This is a wonderful, easy, French-inspired summer tart — and it will be better when tomatoes are actually in season, but I couldn’t wait to start making it. It’s adapted from the Spring Hill Community Farm Cookbook, courtesy of a friend’s housemate who offered to sell it to us after I told him I was sort of obsessed with it. It’s full of community recipes, farm wisdom, seasonal stories, a few songs and poems, and general food happiness.
1 frozen roughly 8×10-inch puff pastry sheet OR 9-inch pie crust (puff pastry sheet is ideal, in this case I used pie crust and it was still delicious, but more thin crust pizza-like)

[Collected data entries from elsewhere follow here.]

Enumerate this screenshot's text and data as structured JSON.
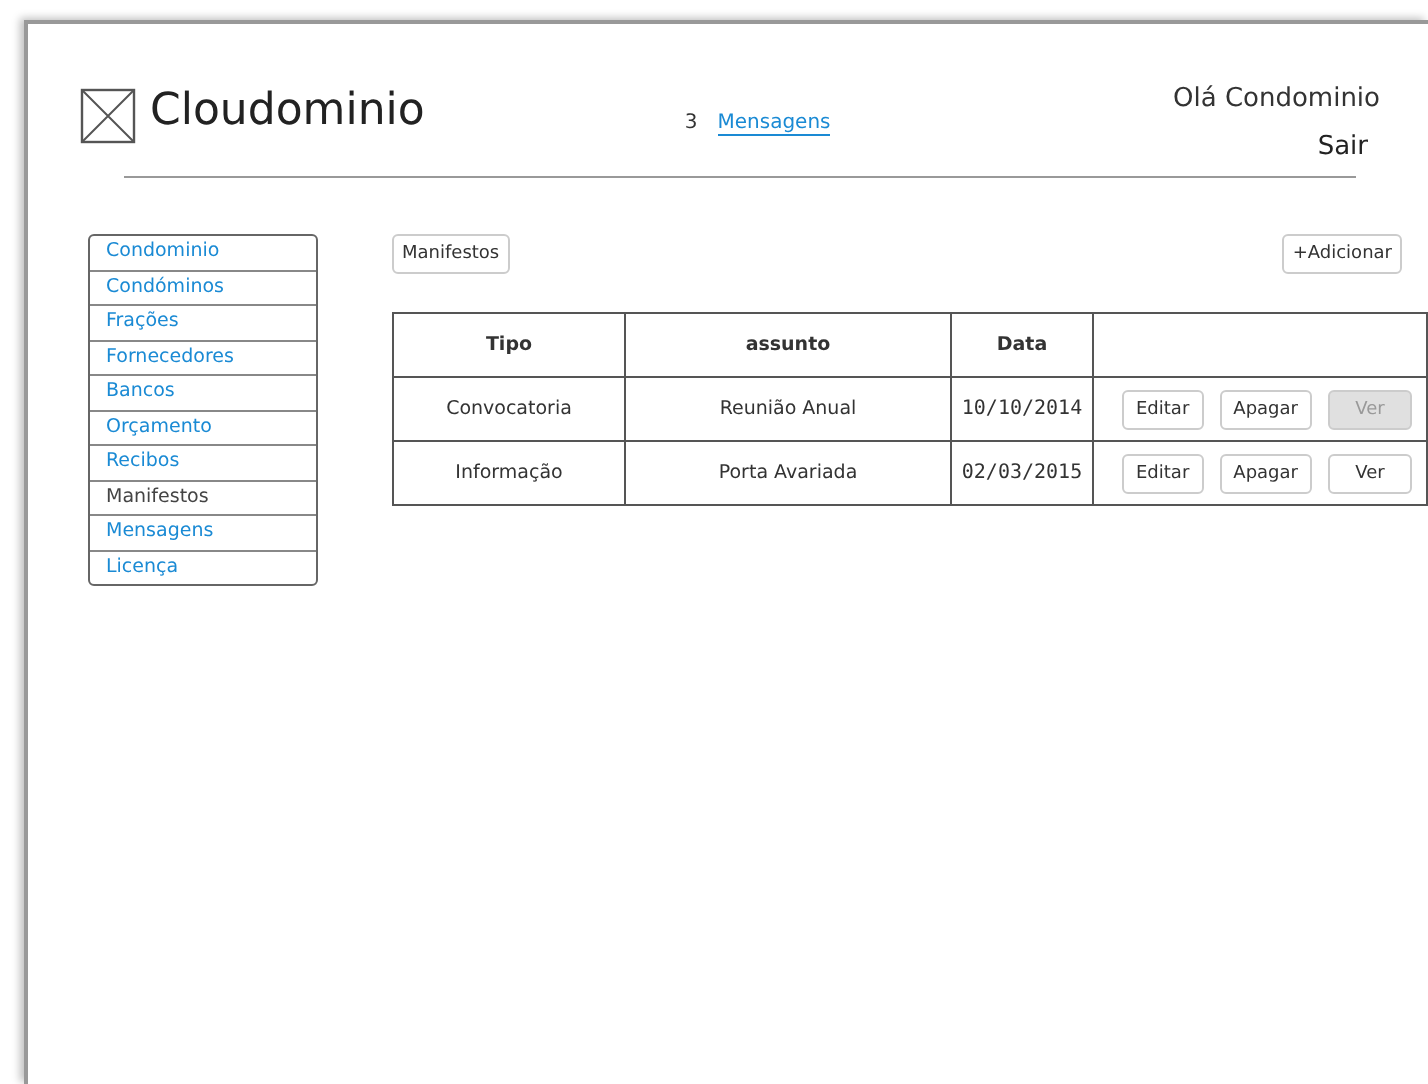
{
  "header": {
    "title": "Cloudominio",
    "message_count": "3",
    "messages_link": "Mensagens",
    "greeting": "Olá Condominio",
    "logout": "Sair"
  },
  "sidebar": {
    "items": [
      {
        "label": "Condominio",
        "selected": false
      },
      {
        "label": "Condóminos",
        "selected": false
      },
      {
        "label": "Frações",
        "selected": false
      },
      {
        "label": "Fornecedores",
        "selected": false
      },
      {
        "label": "Bancos",
        "selected": false
      },
      {
        "label": "Orçamento",
        "selected": false
      },
      {
        "label": "Recibos",
        "selected": false
      },
      {
        "label": "Manifestos",
        "selected": true
      },
      {
        "label": "Mensagens",
        "selected": false
      },
      {
        "label": "Licença",
        "selected": false
      }
    ]
  },
  "toolbar": {
    "section_button": "Manifestos",
    "add_button": "+Adicionar"
  },
  "table": {
    "columns": [
      "Tipo",
      "assunto",
      "Data"
    ],
    "rows": [
      {
        "cells": [
          "Convocatoria",
          "Reunião Anual",
          "10/10/2014"
        ],
        "actions": [
          {
            "label": "Editar",
            "disabled": false
          },
          {
            "label": "Apagar",
            "disabled": false
          },
          {
            "label": "Ver",
            "disabled": true
          }
        ]
      },
      {
        "cells": [
          "Informação",
          "Porta Avariada",
          "02/03/2015"
        ],
        "actions": [
          {
            "label": "Editar",
            "disabled": false
          },
          {
            "label": "Apagar",
            "disabled": false
          },
          {
            "label": "Ver",
            "disabled": false
          }
        ]
      }
    ]
  }
}
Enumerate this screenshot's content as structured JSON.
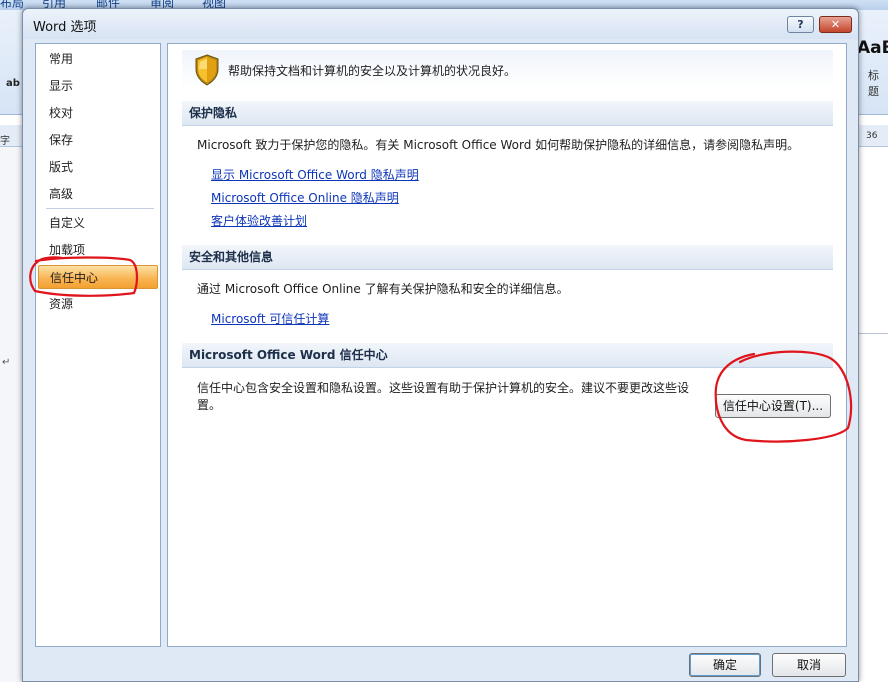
{
  "background_app": {
    "ribbon_tabs": [
      "布局",
      "引用",
      "邮件",
      "审阅",
      "视图"
    ],
    "style_preview": "AaB",
    "style_name": "标题",
    "left_label": "ab",
    "small_label": "字",
    "ruler_number": "36",
    "paragraph_mark": "↵"
  },
  "dialog": {
    "title": "Word 选项",
    "help_label": "?",
    "close_label": "✕"
  },
  "nav": {
    "items": [
      {
        "label": "常用"
      },
      {
        "label": "显示"
      },
      {
        "label": "校对"
      },
      {
        "label": "保存"
      },
      {
        "label": "版式"
      },
      {
        "label": "高级"
      },
      {
        "label": "自定义"
      },
      {
        "label": "加载项"
      },
      {
        "label": "信任中心"
      },
      {
        "label": "资源"
      }
    ],
    "selected": "信任中心"
  },
  "content": {
    "header_icon": "shield-icon",
    "header_text": "帮助保持文档和计算机的安全以及计算机的状况良好。",
    "privacy": {
      "title": "保护隐私",
      "description": "Microsoft 致力于保护您的隐私。有关 Microsoft Office Word 如何帮助保护隐私的详细信息，请参阅隐私声明。",
      "links": [
        "显示 Microsoft Office Word 隐私声明",
        "Microsoft Office Online 隐私声明",
        "客户体验改善计划"
      ]
    },
    "security": {
      "title": "安全和其他信息",
      "description": "通过 Microsoft Office Online 了解有关保护隐私和安全的详细信息。",
      "link": "Microsoft 可信任计算"
    },
    "trust_center": {
      "title": "Microsoft Office Word 信任中心",
      "description_line1": "信任中心包含安全设置和隐私设置。这些设置有助于保护计算机的安全。建议不要更改这些设",
      "description_line2": "置。",
      "button_label": "信任中心设置(T)..."
    }
  },
  "buttons": {
    "ok": "确定",
    "cancel": "取消"
  },
  "colors": {
    "selected_nav_bg": "#f9b655",
    "link": "#0d35b8",
    "annotation_red": "#e0141b"
  }
}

2 1/2 tablespoons either honey mustard or dijon mustard
1/2 cup either parmesan, gruyere, or gouda cheese, grated
3 medium tomatoes, sliced thin
1 1/2 tablespoons olive oil
1/2 tsp of all of the following: rosemary, thyme, oregano
pinch of salt, twist of ground black pepper
Preheat oven to 425. Defrost puff pastry or crust according to the box. Unroll onto a pie dish or a normal cookie sheet (size doesn’t really matter here). Spread mustard over the surface. Layer cheese over that, followed by tomatoes (arranged so that the majority of them don’t overlap). Drizzle olive oil on top, followed by the spices. (Optional: sun-dried tomatoes also add a lot of flavor for this tart, either layered alongside fresh tomatoes or cut up and sprinkled on top.)
Bake for 15-20 minutes — it will be done when the tops of the tomatoes look slightly dried and the crust/pastry is browned.